Прежде всего она посмотрела на подпись: значит, это тот самый молодой человек, тот студент, который дня три назад не пожелал ей поклониться. Позавчера она, встретив по дороге в церковь его мать, сказала ей по этому поводу несколько грустных слов. Славный мальчик. Славный мальчик, друг Ильзы… Нет, это письмо надо внимательно прочесть. И она прочла:
«Многоуважаемая сударыня, вы пожаловались моей матери, что я не поклонился вам, и, с присущим вам изяществом, прибавили: быть может, первый семестр в университете так вскружил ему голову, что он забыл о вежливости и о правилах хорошего тона в обхождении с дамой. Тем самым вы даете мне повод объяснить свое поведение. Но вместо того, чтобы объяснить его, я предъявлю обвинительный акт вам, беспощадный — обещаю, хотя и это отнюдь не отвечает правилам хорошего тона. Я плюю на них, и если вам это не нравится, можете не читать мое, пожалуй, слишком длинное письмо.

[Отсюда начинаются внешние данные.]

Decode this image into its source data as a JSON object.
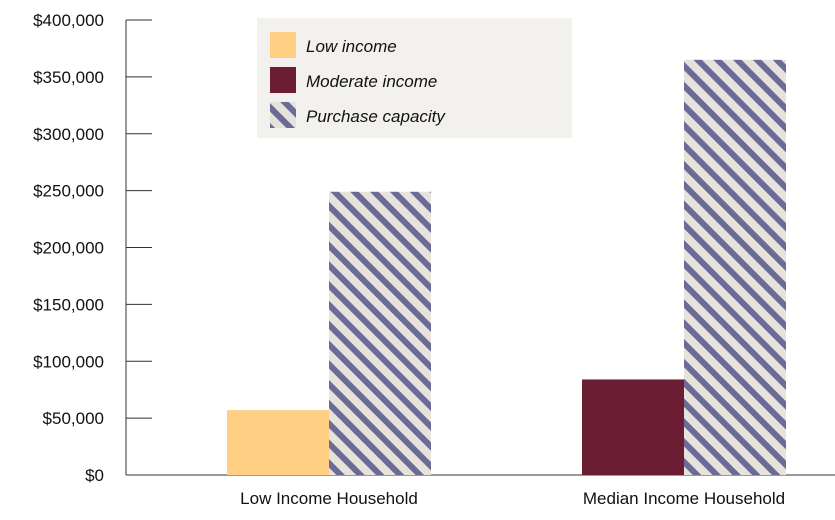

Встретив вас вчера перед своим отъездом, я не сделал столь естественного движения — не поклонился. Но при виде вашего траурного платья и длинной черной вуали меня захлестнула такая волна нестерпимой ярости, такая ненависть к вам, что выразить это словами невозможно. Еще и сейчас, ночью, когда я пишу эти строки, меня трясет, как в лихорадке.
Передо мной последний прелестный снимок вашей дочери, которую вы пять месяцев назад потеряли. Она стоит с ракеткой в руках и торжествующе смотрит на меня, как в те минуты, когда она с Эгоном Б. выигрывала партию у меня и у моего случайного партнера. А теперь вы сажаете розы на ее могиле. Да, я груб и я хочу быть грубым. Вы и не того еще заслужили. Не думайте, будто я наивен и не понимаю, что вы сделали все, что было в вашей власти, только бы сохранить это чудесное существо. Вы слишком любили Ильзу. Впрочем, вы поступили бы точно так же, если бы речь шла и не об Ильзе, вашей единственной дочери, — ведь вы, что называется, „хорошая мать“, сударыня.
Но я забываю об обещании ясно и убедительно объяснить мой поступок, а я хочу сделать именно это, а отнюдь не просить прощения. С вами не следует раскланиваться».
Женщина оторвалась от письма и подняла голову: он ведь ничего не знает, жалкий дурак, чего же он хочет? Уж не догадывается ли он о чем-нибудь? Нет, нет! Это мальчишеское благородство только от неведения; но с ней действительно не стоит раскланиваться, она струсила, какая непростительная трусость!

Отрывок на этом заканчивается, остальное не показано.